Mr. Wale Edun, the Minister of Finance and Coordinating Minister of the Economy, has announced that the federal government intends to raise the Value Added Tax (VAT) on luxury goods to 15%.
During an investor meeting at the ongoing IMF/World Bank Annual Meetings in Washington, Edun detailed that a bill currently being reviewed by the National Assembly seeks to gradually implement this VAT increase for luxury items, while ensuring that essential goods for vulnerable Nigerians remain either exempt or taxed at a zero rate.

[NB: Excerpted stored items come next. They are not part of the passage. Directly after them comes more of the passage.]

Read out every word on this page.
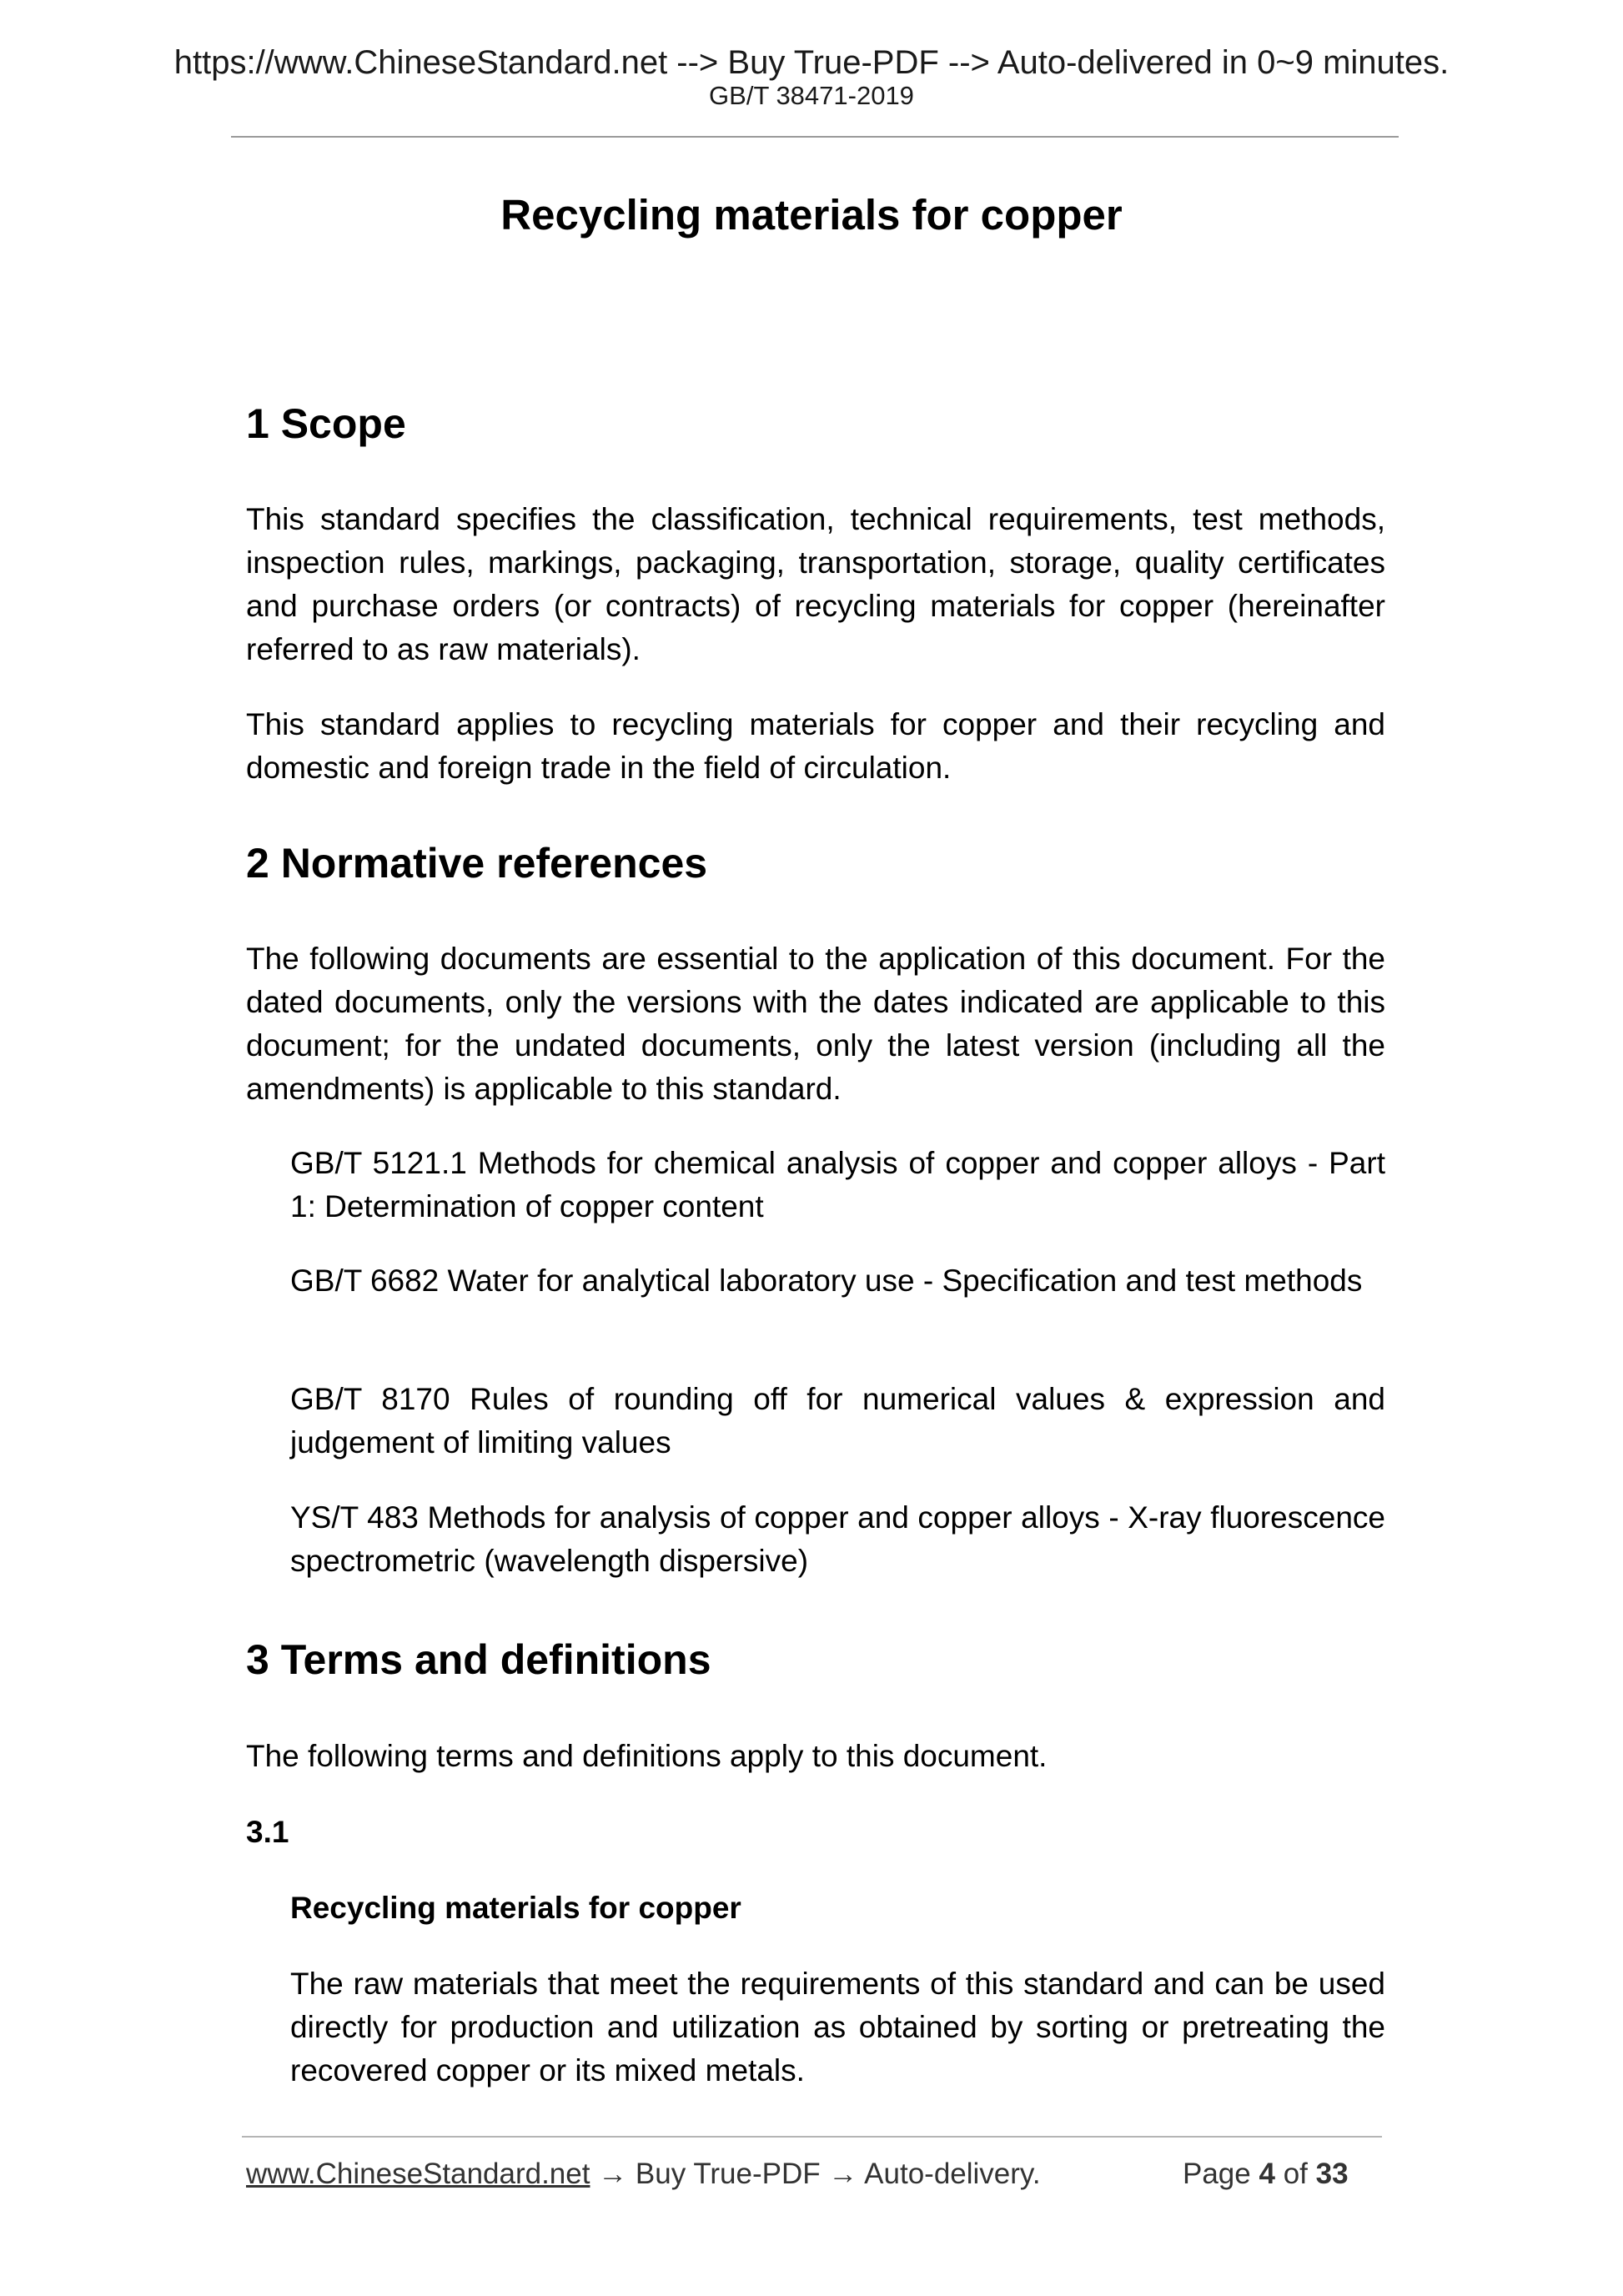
https://www.ChineseStandard.net --> Buy True-PDF --> Auto-delivered in 0~9 minutes.
GB/T 38471-2019
Recycling materials for copper
1 Scope

This standard specifies the classification, technical requirements, test methods, inspection rules, markings, packaging, transportation, storage, quality certificates and purchase orders (or contracts) of recycling materials for copper (hereinafter referred to as raw materials).

This standard applies to recycling materials for copper and their recycling and domestic and foreign trade in the field of circulation.

2 Normative references

The following documents are essential to the application of this document. For the dated documents, only the versions with the dates indicated are applicable to this document; for the undated documents, only the latest version (including all the amendments) is applicable to this standard.

GB/T 5121.1 Methods for chemical analysis of copper and copper alloys - Part 1: Determination of copper content

GB/T 6682 Water for analytical laboratory use - Specification and test methods

GB/T 8170 Rules of rounding off for numerical values & expression and judgement of limiting values

YS/T 483 Methods for analysis of copper and copper alloys - X-ray fluorescence spectrometric (wavelength dispersive)

3 Terms and definitions

The following terms and definitions apply to this document.

3.1
Recycling materials for copper

The raw materials that meet the requirements of this standard and can be used directly for production and utilization as obtained by sorting or pretreating the recovered copper or its mixed metals.

www.ChineseStandard.net → Buy True-PDF → Auto-delivery.	Page 4 of 33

“President Bola Tinubu is committed to ensuring that while we implement necessary reforms, the poorest and most vulnerable will be protected,” Edun stated. “The legislation progressing through the National Assembly will increase VAT for luxury goods targeted at wealthier individuals, while essential items used by low-income and average citizens will be exempted or subject to a zero rate.”
He also mentioned that a list of essential goods exempt from VAT will be shared with the public soon.
In addition, Edun expressed optimism about Nigeria’s oil sector, noting improved security in oil-producing regions and new investments from companies like Total and ExxonMobil. He believes these factors will enhance oil production and foreign exchange inflows.
Regarding the removal of fuel subsidies, Edun explained that while reforms were announced earlier, full implementation only began last month. He stressed that the savings from this subsidy removal would soon have a more significant impact on the economy.
When asked about Nigeria’s financial strategy, Edun revealed that the government had chosen to issue domestic dollar bonds despite the IMF’s recommendations against it. He assured that Nigeria values its relationship with the IMF but maintains its independence in financial decision-making.